Jane Scavullo mumbled something into her pillow.
“What’s that?” he said.
She forced herself to roll over, taking a tangle of covers with her, so he could hear her. “Just stuff.”
“Stuff?”
“Yeah. Nothin’ much. How’d it go last night?”
“This is working into a good gig,” Bryce said. “So many bars these days, they don’t even want to pay the band. But they’re giving us five hundred a night, so that’s a hundred bucks apiece. And all the drinks we want.” He chuckled. “The other guys, I think they’d still do it just for the drinks, but we deserve to get paid. I told you about that other place? They got in touch, invited us to play on Friday and Saturday nights, and I said how much and they said two hundred. And I said, man, we can’t afford to play a gig for two hundred bucks, have to split that five ways, and the guy says no, no, he was going to charge us two hundred to play there. Said it would be good exposure for us, we’d end up getting other gigs through him. If he’d been standing in front of me, I’d’ve kicked his fucking teeth in, I swear to God. The whole world’s turning fucking upside down, thinks the talent should always work for nothing.”
“Hmm,” Jane said without enthusiasm.
“I got in around two and you were, like, totally comatose. So you did nothing? You weren’t here all night, were you?”
“No,” she said.
“What’d you do?”
“Saw Vince.” Soon as she said it, she regretted it.
“That son of a bitch?” Bryce said. “I thought you weren’t talking to him.”
“I don’t want to go over this again. And don’t talk about him like that. It’s okay for me to do it but not you.”
“I’m just saying. He wasn’t there for your mother when she was, you know, when all that shit was going down with her. And then you got screwed over on the house you thought she was leaving to you. He’s an asshole — that’s all I’m trying to say.”
He came back into the bedroom and sat on the edge of the bed on Jane’s side. He put a hand on her head, stroked her hair.
“I just want you to know I’m looking out for you. If he’s not going to give a shit, I am.”
“Don’t worry about me,” Jane said.
“So why’d you go and see him anyway?”
“He had a problem he wanted me to help him with.”
Bryce twitched. “What kind of problem?”
“Just... something to do with his work. And this girl, a friend of mine. She ran into some trouble and it’s sort of connected to Vince. So I ended up at his place.”
Bryce twitched again and said, “What girl?”
“It’s a long story, Bryce. I just need some sleep.”
“I’m just curious. Was it Melanie? That one who got in touch with you?”
“No, not Melanie. Her name was Grace. Grace Archer. Her dad used to be my teacher, long time ago.”
“Oh yeah,” Bryce said. “You’ve mentioned him. The one who was nice to you. Isn’t he the one whose wife had all that weird shit happen to her back when she was a kid or something?”
“Please stop talking.” Jane tried to fold the edges of the pillow over her ears.
“Why’d this Grace chick want to talk to you? What was her problem and what did it have to do with Vince?”
Jane opened her eyes wide, threw her arms down on the bed, and said, “How come you’re Mr. Twenty Questions this morning? Jesus.”
He pulled his hand away from stroking her hair. “You don’t have to bite my fucking head off.

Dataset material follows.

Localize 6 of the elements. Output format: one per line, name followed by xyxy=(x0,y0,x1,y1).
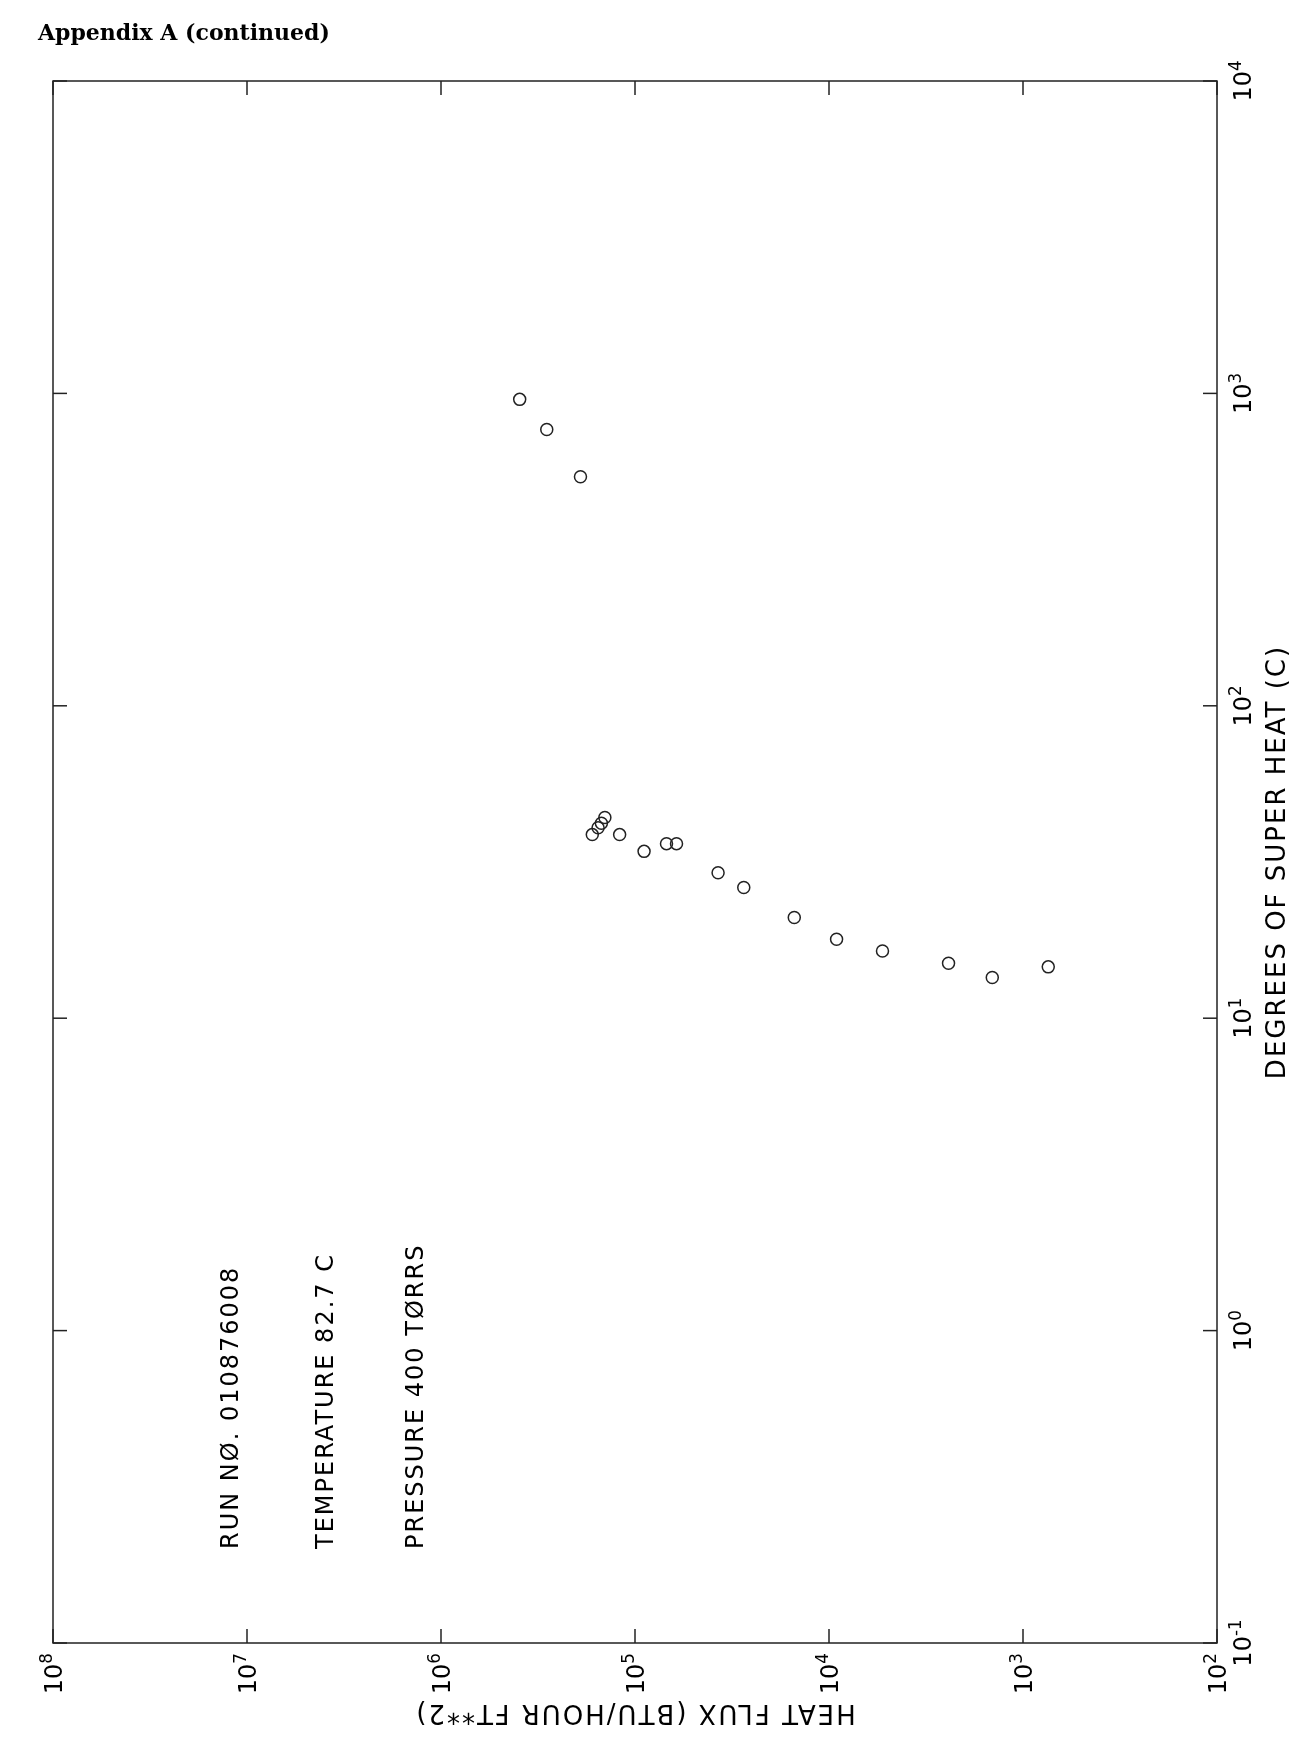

I’m just trying to be interested.”
“Since when?” Jane asked. “You hardly ever ask me anything, except when it has to do with Vince and how you think he’s fucked me over. Well, that’s my problem and not yours, so you can stop worrying about it.”
“I know he doesn’t like me,” Bryce said. “He got something against musicians? Is that it?”

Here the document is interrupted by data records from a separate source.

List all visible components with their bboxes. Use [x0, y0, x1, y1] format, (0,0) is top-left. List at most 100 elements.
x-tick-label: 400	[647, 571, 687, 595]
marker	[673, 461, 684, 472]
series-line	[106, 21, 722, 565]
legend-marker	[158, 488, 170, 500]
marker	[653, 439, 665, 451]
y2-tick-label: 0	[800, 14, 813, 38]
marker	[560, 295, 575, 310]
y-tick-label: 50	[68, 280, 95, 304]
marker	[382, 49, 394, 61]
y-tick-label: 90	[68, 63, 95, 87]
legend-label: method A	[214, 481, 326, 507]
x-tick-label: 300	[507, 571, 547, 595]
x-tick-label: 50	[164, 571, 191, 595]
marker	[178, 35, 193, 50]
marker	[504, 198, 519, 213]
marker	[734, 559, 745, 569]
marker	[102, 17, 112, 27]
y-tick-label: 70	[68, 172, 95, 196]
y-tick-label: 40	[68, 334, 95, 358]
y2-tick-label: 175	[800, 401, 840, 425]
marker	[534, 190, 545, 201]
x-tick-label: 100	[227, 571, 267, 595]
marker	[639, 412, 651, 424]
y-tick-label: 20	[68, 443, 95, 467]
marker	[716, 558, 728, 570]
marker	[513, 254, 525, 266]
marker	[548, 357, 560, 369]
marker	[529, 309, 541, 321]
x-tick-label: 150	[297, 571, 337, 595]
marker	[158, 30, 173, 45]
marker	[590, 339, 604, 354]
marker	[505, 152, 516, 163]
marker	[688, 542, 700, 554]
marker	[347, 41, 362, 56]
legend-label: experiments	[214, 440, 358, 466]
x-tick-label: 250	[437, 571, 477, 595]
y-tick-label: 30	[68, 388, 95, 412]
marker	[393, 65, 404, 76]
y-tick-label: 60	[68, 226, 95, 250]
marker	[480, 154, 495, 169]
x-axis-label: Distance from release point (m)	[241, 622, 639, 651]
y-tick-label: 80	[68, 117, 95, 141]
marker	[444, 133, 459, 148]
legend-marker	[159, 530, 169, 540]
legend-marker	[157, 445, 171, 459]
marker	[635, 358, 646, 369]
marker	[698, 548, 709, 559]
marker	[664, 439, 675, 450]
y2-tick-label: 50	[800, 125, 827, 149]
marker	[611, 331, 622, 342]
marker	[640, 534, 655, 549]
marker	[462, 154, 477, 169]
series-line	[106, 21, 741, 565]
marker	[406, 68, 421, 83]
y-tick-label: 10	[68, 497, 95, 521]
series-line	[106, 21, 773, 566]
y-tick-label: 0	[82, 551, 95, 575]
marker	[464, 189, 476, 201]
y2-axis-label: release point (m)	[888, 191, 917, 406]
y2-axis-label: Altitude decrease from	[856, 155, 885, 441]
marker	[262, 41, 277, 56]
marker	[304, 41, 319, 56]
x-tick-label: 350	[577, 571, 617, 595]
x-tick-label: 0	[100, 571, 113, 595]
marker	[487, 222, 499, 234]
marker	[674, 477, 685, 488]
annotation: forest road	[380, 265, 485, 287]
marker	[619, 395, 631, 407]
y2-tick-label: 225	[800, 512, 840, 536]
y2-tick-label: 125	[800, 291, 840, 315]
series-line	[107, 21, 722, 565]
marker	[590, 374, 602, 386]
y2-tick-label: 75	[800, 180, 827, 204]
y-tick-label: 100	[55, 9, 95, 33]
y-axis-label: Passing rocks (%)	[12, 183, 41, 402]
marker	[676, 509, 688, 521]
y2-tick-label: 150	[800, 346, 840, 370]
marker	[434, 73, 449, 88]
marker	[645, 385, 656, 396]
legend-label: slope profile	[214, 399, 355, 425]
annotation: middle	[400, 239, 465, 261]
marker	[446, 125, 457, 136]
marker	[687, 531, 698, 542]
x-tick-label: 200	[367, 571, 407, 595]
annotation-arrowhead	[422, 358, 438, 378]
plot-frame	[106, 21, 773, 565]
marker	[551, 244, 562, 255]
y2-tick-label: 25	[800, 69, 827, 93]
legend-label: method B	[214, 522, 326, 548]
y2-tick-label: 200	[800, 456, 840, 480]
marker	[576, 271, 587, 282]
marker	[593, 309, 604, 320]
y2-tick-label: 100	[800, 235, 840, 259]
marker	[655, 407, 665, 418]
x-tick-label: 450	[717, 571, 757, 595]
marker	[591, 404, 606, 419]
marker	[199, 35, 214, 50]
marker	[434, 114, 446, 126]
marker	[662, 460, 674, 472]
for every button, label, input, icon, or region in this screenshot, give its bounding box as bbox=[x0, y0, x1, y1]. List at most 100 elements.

“The whole world doesn’t revolve around you, you know,” she said.
He stood. “Fine. Let me know when you’re not all PMSing and maybe we can have a normal conversation.”
“Oh, good one,” she said. “Every time I get pissed with you it’s because of that and not because you’re being a total asshole.”
He went back into the bathroom and closed the door. Seconds later, she heard water running in the shower.
It was going so well for a while there, she thought. But ever since they’d moved in together, Bryce had started evolving into a total douche.
Always asking her about Vince. What he did, how he made his money, whether he’d ever actually killed anybody. Did what Vince did freak him out, or at some level did he think it was kind of cool?